A decade after Britain’s vote to leave the European Union, sterling remains trapped in an awkward middle ground. It is no longer in freefall, nor has it recovered the status it enjoyed before the referendum.
Instead, the pound has settled into something less dramatic but arguably more significant: a persistent valuation discount reflecting weaker long-term growth prospects and a political risk premium that refuses to disappear.
That is the conclusion of new research from Bloomberg Intelligence, which argues that while it would be simplistic to blame every move in sterling on Brexit, the referendum has fundamentally altered the UK’s economic trajectory and, with it, the currency’s long-run equilibrium.
The pound has underperformed the EUR and the USD
Markets have often been accused of short memories. Sterling suggests otherwise.
Over the past decade the pound has underperformed both the dollar and the euro. Against the dollar, sterling averaged around $1.30 in the decade following the referendum, compared with almost $1.67 during the previous ten years. Against the euro, the average exchange rate weakened from €1.39 before Brexit to around €1.19 afterwards.
The easy explanation is Brexit itself. The more interesting one is what Brexit has done to the underlying drivers of the currency.
“Sterling has trailed both the dollar and the euro, on average, over the 10 years since the Brexit referendum,” write Audrey Childe-Freeman, Bloomberg Intelligence’s head of FX strategy, and associate analyst Thinh Nguyen. “While trying to attribute that underperformance solely to the UK’s divorce from the EU would be wrong, its negative economic impact has come back to haunt the pound via cyclical and structural channels.”

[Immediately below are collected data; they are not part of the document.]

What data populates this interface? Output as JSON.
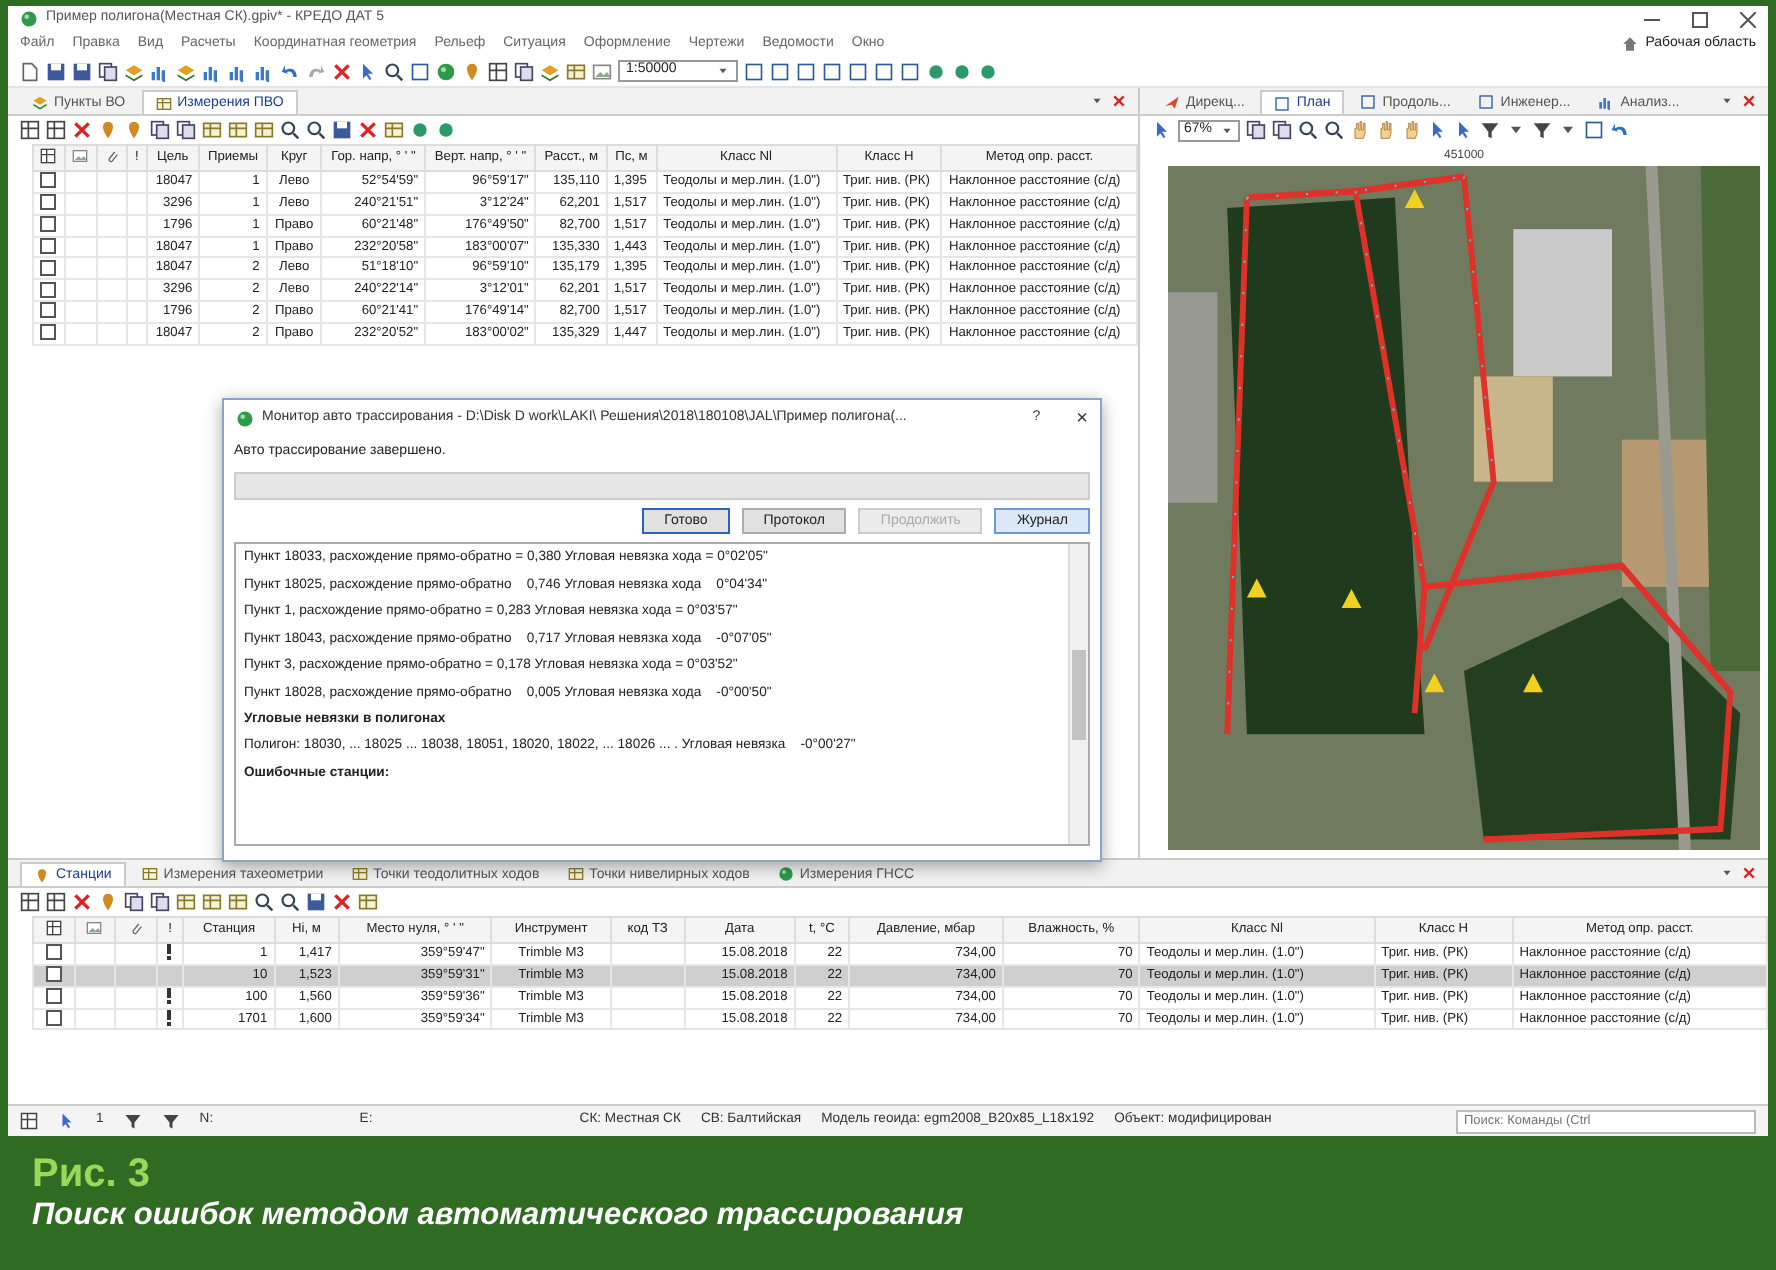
{
  "window": {
    "title": "Пример полигона(Местная СК).gpiv* - КРЕДО ДАТ 5",
    "workspace": "Рабочая область"
  },
  "menu": [
    "Файл",
    "Правка",
    "Вид",
    "Расчеты",
    "Координатная геометрия",
    "Рельеф",
    "Ситуация",
    "Оформление",
    "Чертежи",
    "Ведомости",
    "Окно"
  ],
  "toolbar": {
    "scale": "1:50000"
  },
  "measurements": {
    "tabs": [
      {
        "label": "Пункты ВО",
        "selected": false
      },
      {
        "label": "Измерения ПВО",
        "selected": true
      }
    ],
    "columns": [
      "!",
      "Цель",
      "Приемы",
      "Круг",
      "Гор. напр, ° ' \"",
      "Верт. напр, ° ' \"",
      "Расст., м",
      "Пс, м",
      "Класс Nl",
      "Класс H",
      "Метод опр. расст."
    ],
    "rows": [
      {
        "checked": false,
        "cells": [
          "",
          "18047",
          "1",
          "Лево",
          "52°54'59\"",
          "96°59'17\"",
          "135,110",
          "1,395",
          "Теодолы и мер.лин. (1.0\")",
          "Триг. нив. (РК)",
          "Наклонное расстояние (с/д)"
        ]
      },
      {
        "checked": false,
        "cells": [
          "",
          "3296",
          "1",
          "Лево",
          "240°21'51\"",
          "3°12'24\"",
          "62,201",
          "1,517",
          "Теодолы и мер.лин. (1.0\")",
          "Триг. нив. (РК)",
          "Наклонное расстояние (с/д)"
        ]
      },
      {
        "checked": false,
        "cells": [
          "",
          "1796",
          "1",
          "Право",
          "60°21'48\"",
          "176°49'50\"",
          "82,700",
          "1,517",
          "Теодолы и мер.лин. (1.0\")",
          "Триг. нив. (РК)",
          "Наклонное расстояние (с/д)"
        ]
      },
      {
        "checked": false,
        "cells": [
          "",
          "18047",
          "1",
          "Право",
          "232°20'58\"",
          "183°00'07\"",
          "135,330",
          "1,443",
          "Теодолы и мер.лин. (1.0\")",
          "Триг. нив. (РК)",
          "Наклонное расстояние (с/д)"
        ]
      },
      {
        "checked": false,
        "cells": [
          "",
          "18047",
          "2",
          "Лево",
          "51°18'10\"",
          "96°59'10\"",
          "135,179",
          "1,395",
          "Теодолы и мер.лин. (1.0\")",
          "Триг. нив. (РК)",
          "Наклонное расстояние (с/д)"
        ]
      },
      {
        "checked": false,
        "cells": [
          "",
          "3296",
          "2",
          "Лево",
          "240°22'14\"",
          "3°12'01\"",
          "62,201",
          "1,517",
          "Теодолы и мер.лин. (1.0\")",
          "Триг. нив. (РК)",
          "Наклонное расстояние (с/д)"
        ]
      },
      {
        "checked": false,
        "cells": [
          "",
          "1796",
          "2",
          "Право",
          "60°21'41\"",
          "176°49'14\"",
          "82,700",
          "1,517",
          "Теодолы и мер.лин. (1.0\")",
          "Триг. нив. (РК)",
          "Наклонное расстояние (с/д)"
        ]
      },
      {
        "checked": false,
        "cells": [
          "",
          "18047",
          "2",
          "Право",
          "232°20'52\"",
          "183°00'02\"",
          "135,329",
          "1,447",
          "Теодолы и мер.лин. (1.0\")",
          "Триг. нив. (РК)",
          "Наклонное расстояние (с/д)"
        ]
      }
    ]
  },
  "dialog": {
    "title": "Монитор авто трассирования - D:\\Disk D work\\LAKI\\ Решения\\2018\\180108\\JAL\\Пример полигона(...",
    "help": "?",
    "close": "×",
    "status": "Авто трассирование завершено.",
    "progress": {
      "level": 0
    },
    "buttons": [
      {
        "label": "Готово",
        "focused": true,
        "disabled": false,
        "pressed": false
      },
      {
        "label": "Протокол",
        "focused": false,
        "disabled": false,
        "pressed": false
      },
      {
        "label": "Продолжить",
        "focused": false,
        "disabled": true,
        "pressed": false
      },
      {
        "label": "Журнал",
        "focused": false,
        "disabled": false,
        "pressed": true
      }
    ],
    "log": [
      {
        "kind": "line",
        "text": "Пункт 18033, расхождение прямо-обратно = 0,380 Угловая невязка хода = 0°02'05\""
      },
      {
        "kind": "line",
        "text": "Пункт 18025, расхождение прямо-обратно    0,746 Угловая невязка хода    0°04'34\""
      },
      {
        "kind": "line",
        "text": "Пункт 1, расхождение прямо-обратно = 0,283 Угловая невязка хода = 0°03'57\""
      },
      {
        "kind": "line",
        "text": "Пункт 18043, расхождение прямо-обратно    0,717 Угловая невязка хода    -0°07'05\""
      },
      {
        "kind": "line",
        "text": "Пункт 3, расхождение прямо-обратно = 0,178 Угловая невязка хода = 0°03'52\""
      },
      {
        "kind": "line",
        "text": "Пункт 18028, расхождение прямо-обратно    0,005 Угловая невязка хода    -0°00'50\""
      },
      {
        "kind": "heading",
        "text": "Угловые невязки в полигонах"
      },
      {
        "kind": "line",
        "text": "Полигон: 18030, ... 18025 ... 18038, 18051, 18020, 18022, ... 18026 ... . Угловая невязка    -0°00'27\""
      },
      {
        "kind": "heading",
        "text": "Ошибочные станции:"
      }
    ]
  },
  "plan": {
    "tabs": [
      {
        "label": "Дирекц...",
        "selected": false
      },
      {
        "label": "План",
        "selected": true
      },
      {
        "label": "Продоль...",
        "selected": false
      },
      {
        "label": "Инженер...",
        "selected": false
      },
      {
        "label": "Анализ...",
        "selected": false
      }
    ],
    "zoom": "67%",
    "ruler_label": "451000"
  },
  "stations": {
    "tabs": [
      {
        "label": "Станции",
        "selected": true
      },
      {
        "label": "Измерения тахеометрии",
        "selected": false
      },
      {
        "label": "Точки теодолитных ходов",
        "selected": false
      },
      {
        "label": "Точки нивелирных ходов",
        "selected": false
      },
      {
        "label": "Измерения ГНСС",
        "selected": false
      }
    ],
    "columns": [
      "!",
      "Станция",
      "Hi, м",
      "Место нуля, ° ' \"",
      "Инструмент",
      "код ТЗ",
      "Дата",
      "t, °C",
      "Давление, мбар",
      "Влажность, %",
      "Класс Nl",
      "Класс H",
      "Метод опр. расст."
    ],
    "rows": [
      {
        "checked": false,
        "selected": false,
        "warning": true,
        "cells": [
          "",
          "1",
          "1,417",
          "359°59'47\"",
          "Trimble M3",
          "",
          "15.08.2018",
          "22",
          "734,00",
          "70",
          "Теодолы и мер.лин. (1.0\")",
          "Триг. нив. (РК)",
          "Наклонное расстояние (с/д)"
        ]
      },
      {
        "checked": false,
        "selected": true,
        "warning": false,
        "cells": [
          "",
          "10",
          "1,523",
          "359°59'31\"",
          "Trimble M3",
          "",
          "15.08.2018",
          "22",
          "734,00",
          "70",
          "Теодолы и мер.лин. (1.0\")",
          "Триг. нив. (РК)",
          "Наклонное расстояние (с/д)"
        ]
      },
      {
        "checked": false,
        "selected": false,
        "warning": true,
        "cells": [
          "",
          "100",
          "1,560",
          "359°59'36\"",
          "Trimble M3",
          "",
          "15.08.2018",
          "22",
          "734,00",
          "70",
          "Теодолы и мер.лин. (1.0\")",
          "Триг. нив. (РК)",
          "Наклонное расстояние (с/д)"
        ]
      },
      {
        "checked": false,
        "selected": false,
        "warning": true,
        "cells": [
          "",
          "1701",
          "1,600",
          "359°59'34\"",
          "Trimble M3",
          "",
          "15.08.2018",
          "22",
          "734,00",
          "70",
          "Теодолы и мер.лин. (1.0\")",
          "Триг. нив. (РК)",
          "Наклонное расстояние (с/д)"
        ]
      }
    ]
  },
  "status_bar": {
    "count": "1",
    "n": "N:",
    "e": "E:",
    "cs": "СК: Местная СК",
    "height_system": "СВ: Балтийская",
    "geoid": "Модель геоида: egm2008_B20x85_L18x192",
    "object": "Объект: модифицирован",
    "search_placeholder": "Поиск: Команды (Ctrl"
  },
  "caption": {
    "label": "Рис. 3",
    "text": "Поиск ошибок методом автоматического трассирования"
  }
}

Those channels extend beyond trade. Bloomberg Intelligence points to slower trend growth, weaker productivity, higher inflation and repeated bouts of political instability, all of which have reduced international confidence in UK assets. A June Bloomberg Economics study cited in the report estimates Brexit has lowered UK GDP by between 2 and 4 per cent.

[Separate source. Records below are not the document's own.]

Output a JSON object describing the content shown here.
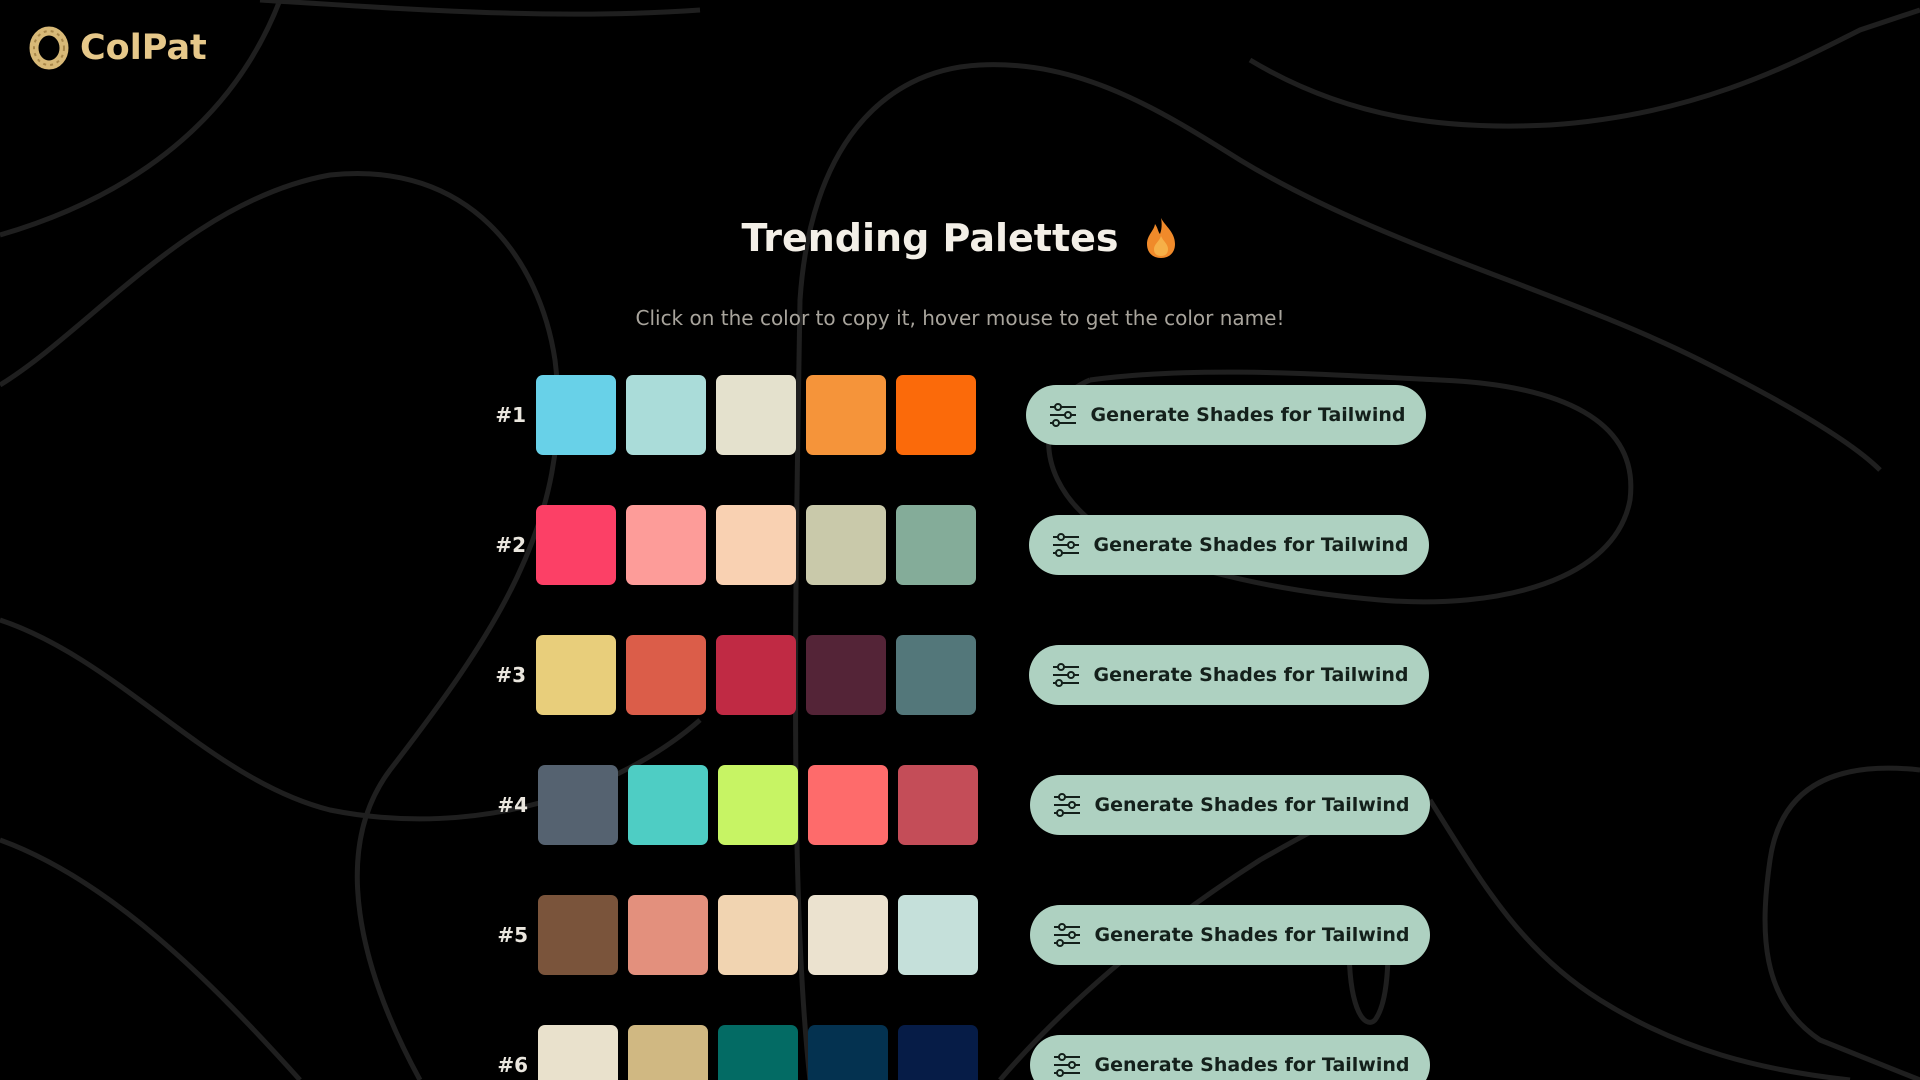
{
  "app": {
    "logo_text": "ColPat",
    "logo_icon": "ring-logo-icon",
    "accent_color": "#e6c88a"
  },
  "header": {
    "title": "Trending Palettes",
    "title_icon": "fire-icon",
    "subtitle": "Click on the color to copy it, hover mouse to get the color name!"
  },
  "button_label": "Generate Shades for Tailwind",
  "button_icon": "sliders-icon",
  "palettes": [
    {
      "rank": "#1",
      "colors": [
        "#68d1e8",
        "#aadcd9",
        "#e4e1cd",
        "#f5943a",
        "#fb6a0a"
      ]
    },
    {
      "rank": "#2",
      "colors": [
        "#fc4066",
        "#fd9c99",
        "#f9d1b2",
        "#c9c9aa",
        "#84ac99"
      ]
    },
    {
      "rank": "#3",
      "colors": [
        "#e8ce7b",
        "#db5d49",
        "#c02a44",
        "#542437",
        "#53777a"
      ]
    },
    {
      "rank": "#4",
      "colors": [
        "#556270",
        "#4ecdc4",
        "#c7f464",
        "#fe6b6b",
        "#c44d58"
      ]
    },
    {
      "rank": "#5",
      "colors": [
        "#7a543b",
        "#e3907d",
        "#f1d4b1",
        "#ebe2cf",
        "#c5e0da"
      ]
    },
    {
      "rank": "#6",
      "colors": [
        "#e9e1cc",
        "#d0b882",
        "#036b64",
        "#043250",
        "#061c47"
      ]
    }
  ]
}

Sterling’s expectations are less compelling for traders
Currencies ultimately reflect expectations about future returns. Britain’s problem is that those expectations have become less compelling.
The UK’s inflation performance illustrates the point. Consumer prices have risen faster since 2016 than in the preceding decade, partly reflecting sterling’s initial depreciation and higher import costs. But Brexit cannot shoulder all the blame. The pandemic, energy shocks and global supply-chain disruptions have also reshaped inflation dynamics. Even so, the UK has struggled to convince investors that its growth model has become more resilient outside the single market.